Core Concepts
Stream types
Datastream uses four stream types. Each package export follows a naming convention that tells you the type:
| Type | Naming pattern | Purpose |
|---|---|---|
| Readable | *ReadableStream, *ReadStream | Injects data into a pipeline — files, databases, APIs |
| PassThrough | *CountStream, *LengthStream, *DetectStream | Observes data without modifying it, collects metrics via .result() |
| Transform | *ParseStream, *FormatStream, *CompressStream | Modifies data as it passes through |
| Writable | *WriteStream, *PutItemStream | Consumes data at the end — files, databases, APIs |
pipeline() vs pipejoin()
pipeline(streams[], streamOptions)
Connects all streams, waits for completion, and returns combined results from all PassThrough streams:
import { pipeline, createReadableStream } from '@datastream/core'
import { objectCountStream } from '@datastream/object'
import { stringLengthStream } from '@datastream/string'
const count = objectCountStream()
const length = stringLengthStream()
const result = await pipeline([
createReadableStream(['hello', 'world']),
count,
length,
])
console.log(result)
// { count: 2, length: 10 } If the last stream is Readable or Transform (no Writable at the end), pipeline automatically appends a no-op Writable so the pipeline completes.
pipejoin(streams[])
Connects streams and returns the resulting stream — use this when you want to consume the output manually:
import { pipejoin, streamToArray, createReadableStream, createTransformStream } from '@datastream/core'
const streams = [
createReadableStream([1, 2, 3]),
createTransformStream((n, enqueue) => enqueue(n * 2)),
]
const river = pipejoin(streams)
const output = await streamToArray(river)

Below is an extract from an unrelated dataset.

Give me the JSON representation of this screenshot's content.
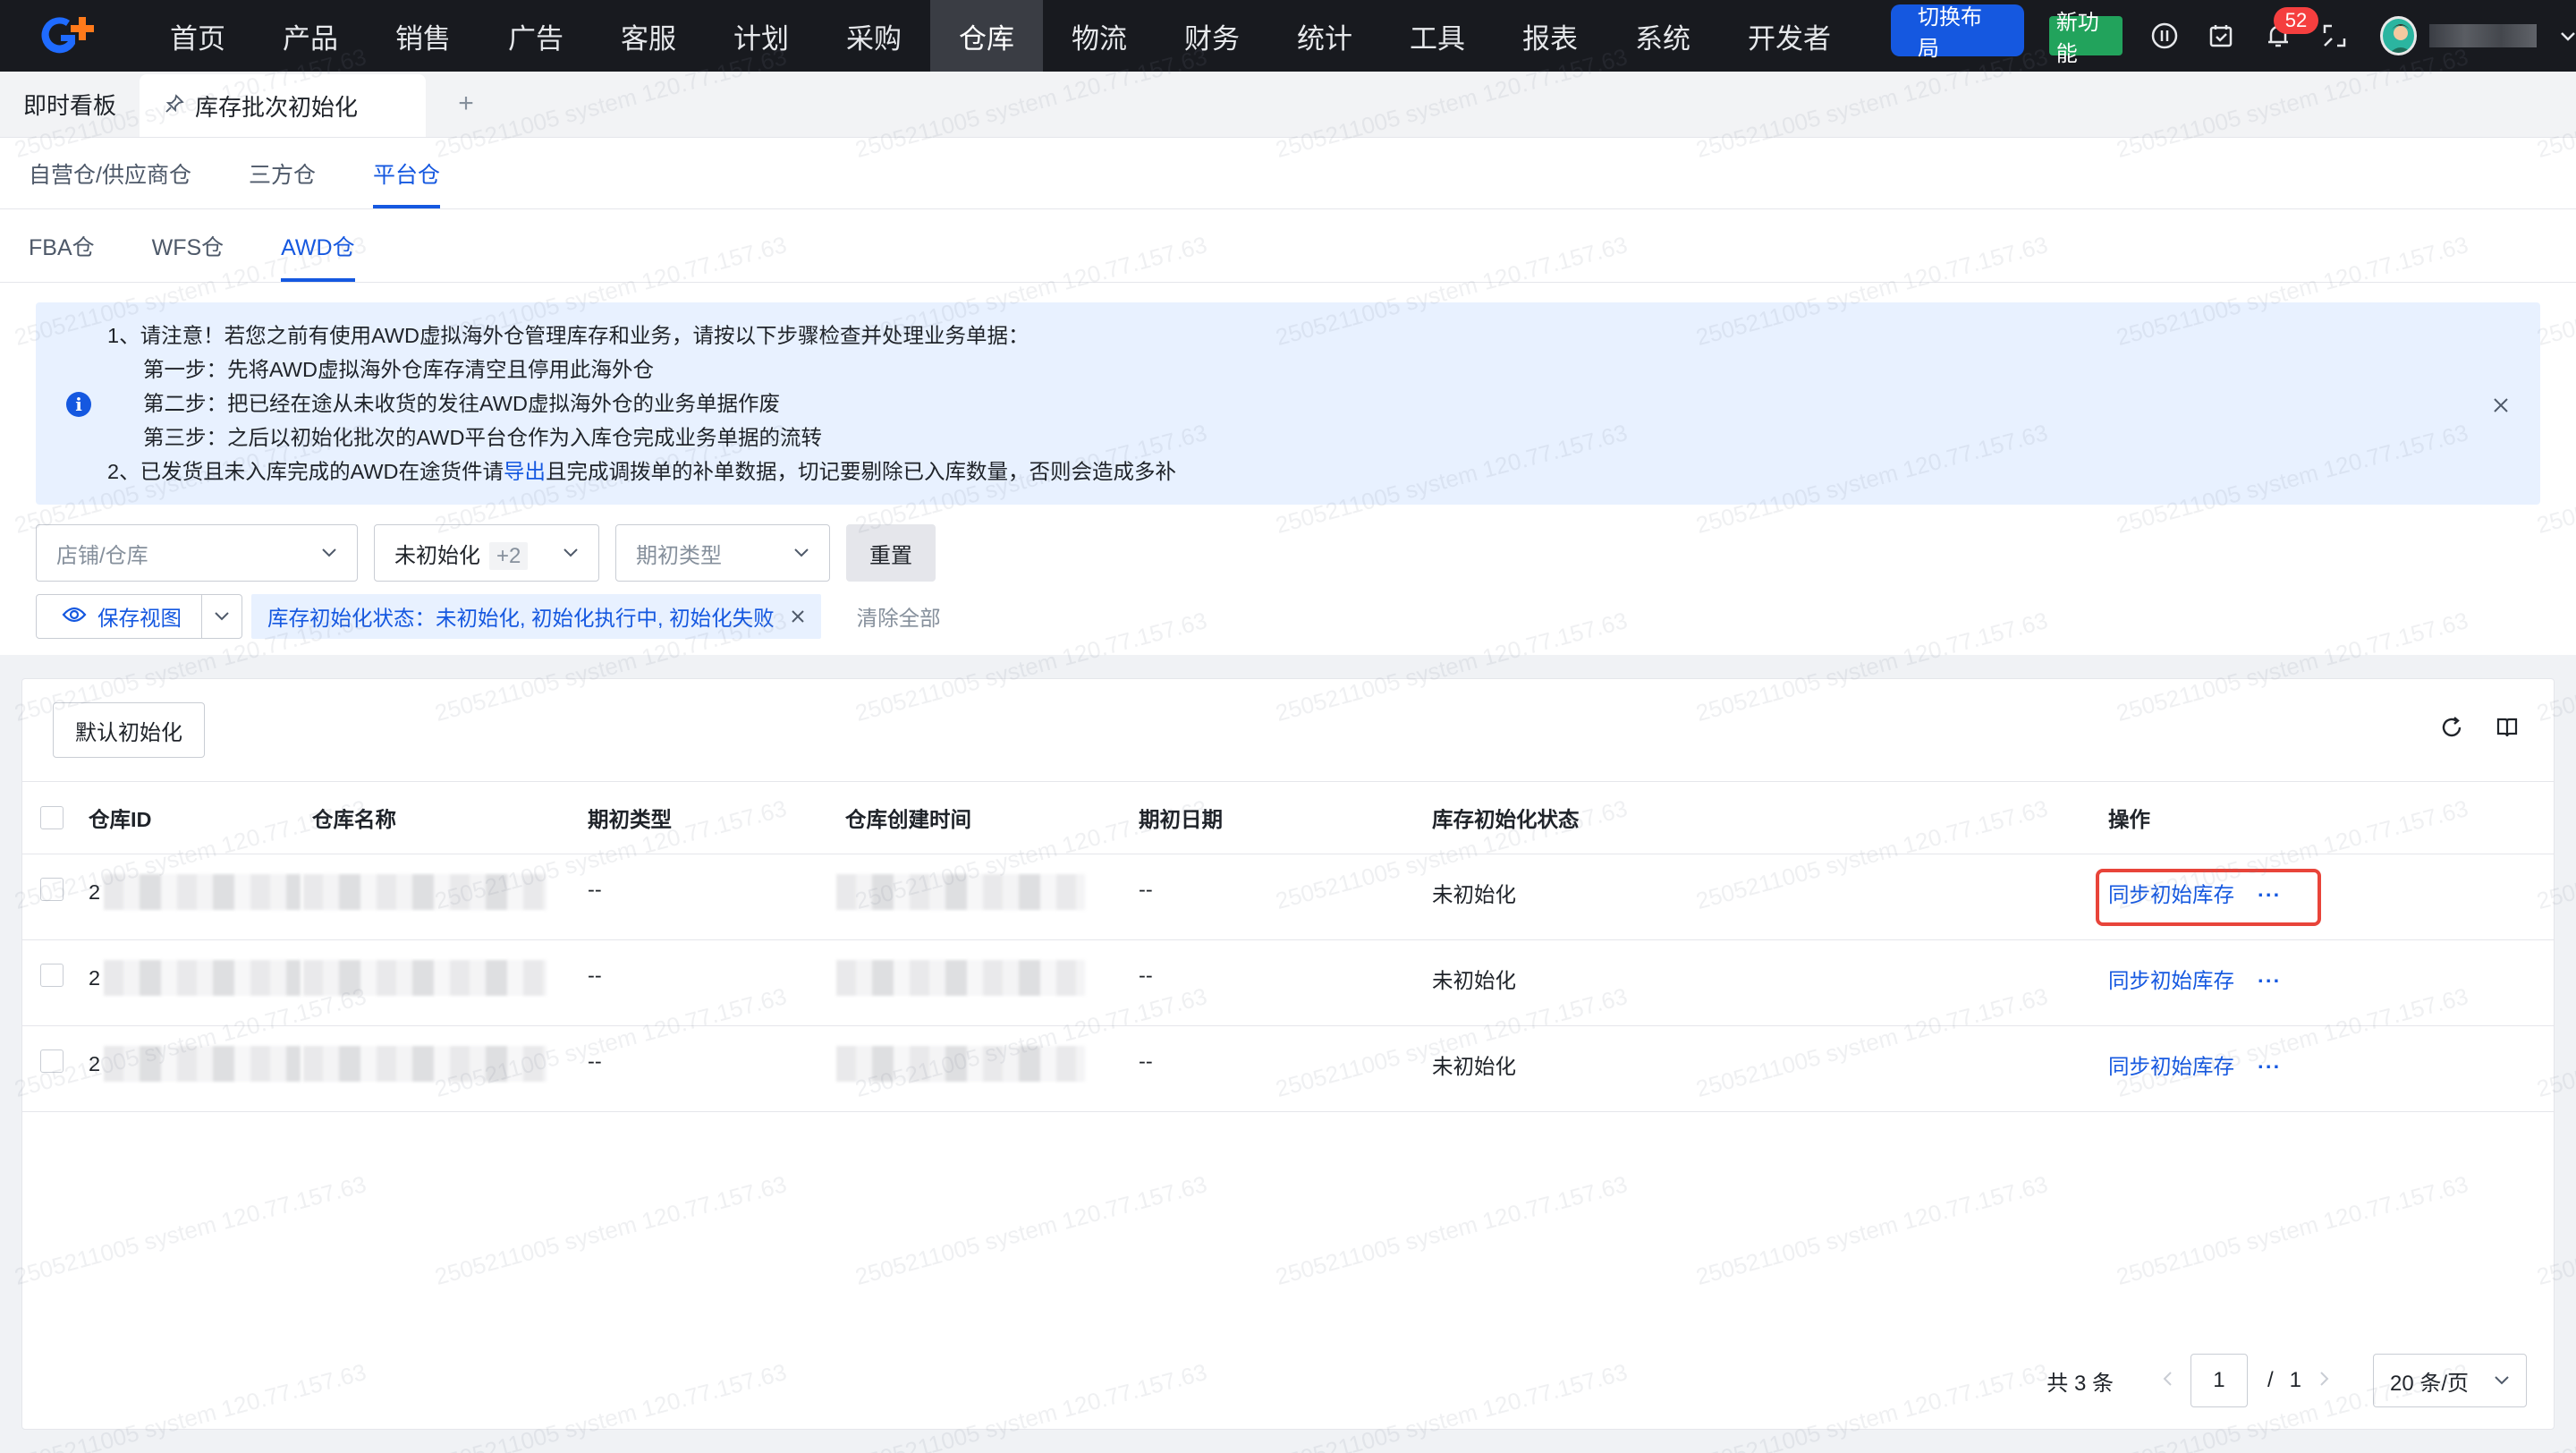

// [2, 4, 6] The .result() pattern
PassThrough streams collect metrics without modifying data. After the pipeline completes, retrieve results:
import { pipeline, createReadableStream } from '@datastream/core'
import { csvParseStream } from '@datastream/csv'
import { objectCountStream } from '@datastream/object'
import { digestStream } from '@datastream/digest'
const count = objectCountStream()
const digest = await digestStream({ algorithm: 'SHA2-256' })

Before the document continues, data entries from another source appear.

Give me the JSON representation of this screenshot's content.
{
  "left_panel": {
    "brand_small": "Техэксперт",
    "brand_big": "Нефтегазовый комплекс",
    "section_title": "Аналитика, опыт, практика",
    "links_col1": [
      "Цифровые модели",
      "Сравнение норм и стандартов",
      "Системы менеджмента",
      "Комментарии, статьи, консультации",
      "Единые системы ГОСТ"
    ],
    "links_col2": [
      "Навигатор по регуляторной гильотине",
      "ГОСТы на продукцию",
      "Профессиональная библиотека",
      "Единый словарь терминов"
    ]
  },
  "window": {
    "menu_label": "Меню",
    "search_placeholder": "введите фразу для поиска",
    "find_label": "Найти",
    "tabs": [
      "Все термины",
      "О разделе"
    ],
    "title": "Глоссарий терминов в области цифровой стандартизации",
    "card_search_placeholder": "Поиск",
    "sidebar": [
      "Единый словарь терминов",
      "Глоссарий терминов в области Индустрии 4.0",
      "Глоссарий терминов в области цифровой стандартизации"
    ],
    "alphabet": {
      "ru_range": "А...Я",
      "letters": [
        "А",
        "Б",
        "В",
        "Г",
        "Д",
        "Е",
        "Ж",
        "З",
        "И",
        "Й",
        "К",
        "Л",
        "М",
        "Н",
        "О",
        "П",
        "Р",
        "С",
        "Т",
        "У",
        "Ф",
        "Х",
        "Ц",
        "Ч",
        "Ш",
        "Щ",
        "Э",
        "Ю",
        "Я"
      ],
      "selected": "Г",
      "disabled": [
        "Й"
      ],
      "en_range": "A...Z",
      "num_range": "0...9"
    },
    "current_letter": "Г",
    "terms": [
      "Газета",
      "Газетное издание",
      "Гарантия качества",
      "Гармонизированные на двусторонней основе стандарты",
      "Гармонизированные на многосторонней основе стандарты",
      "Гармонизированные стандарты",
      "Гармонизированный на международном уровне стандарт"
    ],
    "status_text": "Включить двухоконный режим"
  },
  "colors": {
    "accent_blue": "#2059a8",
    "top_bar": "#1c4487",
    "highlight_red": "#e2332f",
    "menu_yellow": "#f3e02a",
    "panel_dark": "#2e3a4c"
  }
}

const result = await pipeline([
createReadableStream(data),
digest,
csvParseStream(),
count,
])
console.log(result)
// { digest: 'SHA2-256:abc123...', count: 1000 } Each PassThrough stream returns { key, value } from its .result() method. pipeline() combines them into a single object. You can customize the key with the resultKey option:
const count = objectCountStream({ resultKey: 'rowCount' })

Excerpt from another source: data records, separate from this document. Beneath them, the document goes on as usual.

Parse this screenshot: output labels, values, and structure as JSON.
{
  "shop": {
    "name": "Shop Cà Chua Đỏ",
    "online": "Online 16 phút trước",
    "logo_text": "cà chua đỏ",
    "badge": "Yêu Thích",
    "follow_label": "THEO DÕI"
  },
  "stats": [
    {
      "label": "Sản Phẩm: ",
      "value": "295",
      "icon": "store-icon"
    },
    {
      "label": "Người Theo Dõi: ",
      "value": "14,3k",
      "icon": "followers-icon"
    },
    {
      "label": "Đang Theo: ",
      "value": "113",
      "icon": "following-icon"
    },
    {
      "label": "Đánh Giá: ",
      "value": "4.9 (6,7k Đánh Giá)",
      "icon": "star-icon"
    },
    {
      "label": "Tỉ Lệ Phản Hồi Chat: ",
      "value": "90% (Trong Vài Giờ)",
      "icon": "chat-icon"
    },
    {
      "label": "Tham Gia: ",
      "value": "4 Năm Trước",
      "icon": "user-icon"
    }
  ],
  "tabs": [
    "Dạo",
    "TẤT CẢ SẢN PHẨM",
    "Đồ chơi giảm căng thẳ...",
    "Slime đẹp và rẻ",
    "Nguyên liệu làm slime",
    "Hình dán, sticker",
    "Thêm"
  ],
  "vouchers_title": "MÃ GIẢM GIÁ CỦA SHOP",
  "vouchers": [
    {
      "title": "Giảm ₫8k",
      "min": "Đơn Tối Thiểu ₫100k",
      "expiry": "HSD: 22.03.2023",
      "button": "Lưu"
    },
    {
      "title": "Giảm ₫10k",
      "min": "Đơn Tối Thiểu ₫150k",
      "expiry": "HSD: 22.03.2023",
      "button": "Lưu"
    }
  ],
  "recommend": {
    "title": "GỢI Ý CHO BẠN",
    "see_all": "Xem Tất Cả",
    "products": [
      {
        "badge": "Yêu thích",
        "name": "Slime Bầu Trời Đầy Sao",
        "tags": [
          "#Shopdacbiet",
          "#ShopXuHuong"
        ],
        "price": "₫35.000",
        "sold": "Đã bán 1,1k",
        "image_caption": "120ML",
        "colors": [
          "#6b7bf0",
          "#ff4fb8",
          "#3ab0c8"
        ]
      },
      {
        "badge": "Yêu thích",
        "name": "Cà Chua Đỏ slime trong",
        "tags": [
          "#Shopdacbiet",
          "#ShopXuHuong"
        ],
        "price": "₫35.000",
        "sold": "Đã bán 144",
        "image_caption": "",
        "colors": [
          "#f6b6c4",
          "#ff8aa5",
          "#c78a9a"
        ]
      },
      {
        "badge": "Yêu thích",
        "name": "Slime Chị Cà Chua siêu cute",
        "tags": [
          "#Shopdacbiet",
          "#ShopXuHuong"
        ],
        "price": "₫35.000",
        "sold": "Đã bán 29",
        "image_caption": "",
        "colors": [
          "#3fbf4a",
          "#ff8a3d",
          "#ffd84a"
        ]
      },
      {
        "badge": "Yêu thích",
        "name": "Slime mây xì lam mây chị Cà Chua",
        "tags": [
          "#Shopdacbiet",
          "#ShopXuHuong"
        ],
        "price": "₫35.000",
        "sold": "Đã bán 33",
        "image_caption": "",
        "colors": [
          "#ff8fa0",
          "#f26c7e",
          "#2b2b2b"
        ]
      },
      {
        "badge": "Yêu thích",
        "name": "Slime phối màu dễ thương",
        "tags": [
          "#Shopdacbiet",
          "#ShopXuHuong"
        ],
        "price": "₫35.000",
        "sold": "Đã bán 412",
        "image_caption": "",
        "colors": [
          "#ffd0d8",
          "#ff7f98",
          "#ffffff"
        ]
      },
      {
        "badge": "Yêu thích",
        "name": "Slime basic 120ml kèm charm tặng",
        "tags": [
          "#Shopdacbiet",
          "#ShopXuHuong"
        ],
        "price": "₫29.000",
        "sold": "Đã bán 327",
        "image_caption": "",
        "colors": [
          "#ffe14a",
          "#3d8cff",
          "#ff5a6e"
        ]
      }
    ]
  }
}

// result: { rowCount: 1000 } Stream options
All stream factory functions accept a streamOptions parameter:
| Option | Type | Default | Description |
|---|---|---|---|
highWaterMark | number | — | Backpressure threshold — how many chunks to buffer before pausing |
chunkSize | number | 16384 | Size hint for chunking strategies |
signal | AbortSignal | — | Signal to abort the pipeline |
const controller = new AbortController()
await pipeline([
createReadableStream(data),
csvParseStream(),
], { signal: controller.signal })
// Abort from elsewhere:
controller.abort() Error handling
AbortSignal
Use AbortController to cancel pipelines:
const controller = new AbortController()
setTimeout(() => controller.abort(), 5000) // 5s timeout
try {
await pipeline(streams, { signal: controller.signal })
} catch (e) {
if (e.name === 'AbortError') {
console.log('Pipeline was cancelled')
}
} Validation errors
Streams like validateStream and CSV cleaning streams collect errors in .result() rather than throwing, so the pipeline continues processing:
const result = await pipeline([
createReadableStream(data),
csvParseStream(),
validateStream({ schema }),
])
console.log(result.validate)
// { '#/required/name': { id: '#/required/name', keys: ['name'], message: '...', idx: [3, 7] } } Invalid rows are dropped by default. Set onErrorEnqueue: true to keep them in the stream.
Lazy options
Many CSV streams accept functions instead of values for options. This lets you wire up detection results that aren’t available until runtime:
const detect = csvDetectDelimitersStream()
csvParseStream({
delimiterChar: () => detect.result().value.delimiterChar,
}) The function is called when the stream first needs the value, not at creation time.